Official: Cause of Deadly Sudan Plane Crash Technical
KHARTOUM, Sudan --
Engine failure is believed to have caused the plane crash in Sudan that killed 24 people, including key members of the southern Sudanese government, a senior official said Saturday.
The plane went down Friday in a remote area of southern Sudan, killing 21 passengers and three crew members. The most senior officials to die were Justin Yak Arop, a presidential adviser on decentralization, and Lt. Gen. Dominic Dim Deng, the minister overseeing the south's armed forces.
Gabriel Changson Chan, the southern Sudanese minister of information, said an investigation is planned, but that initial evidence indicates engine failure caused the crash.
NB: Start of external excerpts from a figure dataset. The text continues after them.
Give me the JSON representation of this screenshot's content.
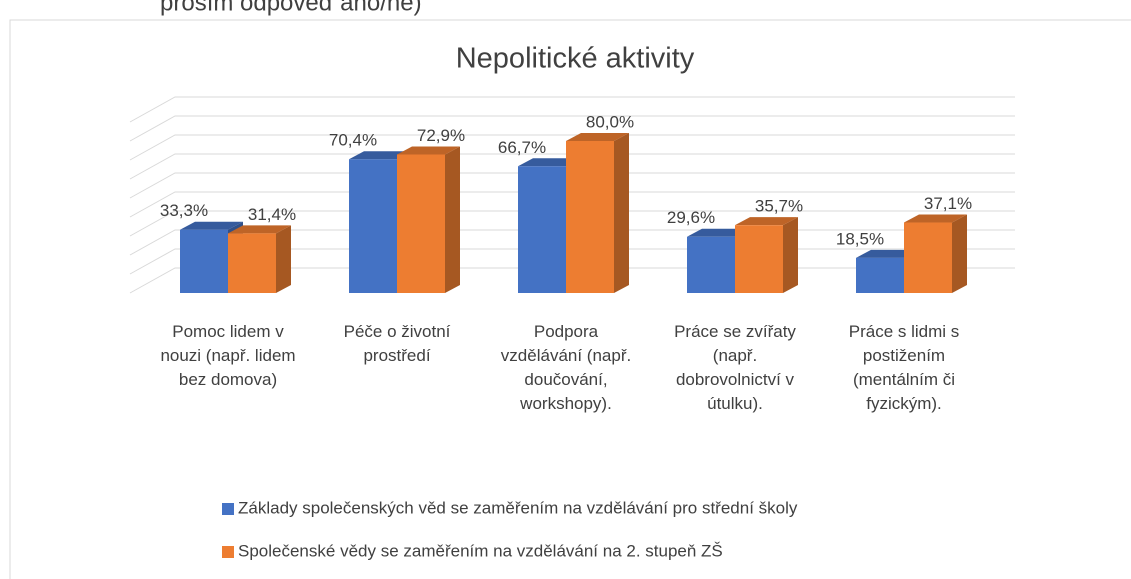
{
  "header_text": "prosím odpověď ano/ne)",
  "chart_data": {
    "type": "bar3d",
    "title": "Nepolitické aktivity",
    "categories": [
      "Pomoc lidem v nouzi (např. lidem bez domova)",
      "Péče o životní prostředí",
      "Podpora vzdělávání (např. doučování, workshopy).",
      "Práce se zvířaty (např. dobrovolnictví v útulku).",
      "Práce s lidmi s postižením (mentálním či fyzickým)."
    ],
    "series": [
      {
        "name": "Základy společenských věd se zaměřením na vzdělávání pro střední školy",
        "color": "#4472c4",
        "values": [
          33.3,
          70.4,
          66.7,
          29.6,
          18.5
        ],
        "value_labels": [
          "33,3%",
          "70,4%",
          "66,7%",
          "29,6%",
          "18,5%"
        ]
      },
      {
        "name": "Společenské vědy se zaměřením na vzdělávání na 2. stupeň ZŠ",
        "color": "#ed7d31",
        "values": [
          31.4,
          72.9,
          80.0,
          35.7,
          37.1
        ],
        "value_labels": [
          "31,4%",
          "72,9%",
          "80,0%",
          "35,7%",
          "37,1%"
        ]
      }
    ],
    "ylim": [
      0,
      90
    ],
    "yticks": [
      0,
      10,
      20,
      30,
      40,
      50,
      60,
      70,
      80,
      90
    ],
    "grid": true,
    "legend": "bottom"
  }
}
"So far, we believe the cause of the crash is due to a technical failure with the engine of the plane," Chan told The Associated Press.
Southern Sudan has its own semiautonomous government following a peace deal in 2005 that ended more than two decades of civil war between the ethnic African south and Sudan's Arab-dominated government in the capital, Khartoum. The war claimed an estimated 2.2 million lives.
The south's leader, First Vice President Salva Kiir, described the crash as "one of the saddest" the region has witnessed and declared three days of mourning in the south, with flags on government buildings to be flown at half mast.
The Sudanese Civil Aviation Authority said the crash occurred in the village of Rumbek in the southern Bahr al-Ghazal province. The plane's captain contacted the airport tower to report engine trouble and request an emergency landing. It crashed before reaching the airport.
A U.N.-operated radio station that broadcasts in the area, Mireya FM, reported the plane belonged to the Southern Sudan Air Connection company.
Both the United Nations and United States expressed condolences over the deaths of the government officials.
"This human tragedy represents a great loss to all Sudanese as they strive to recover from decades of war," the U.S. Embassy in Sudan said in a statement.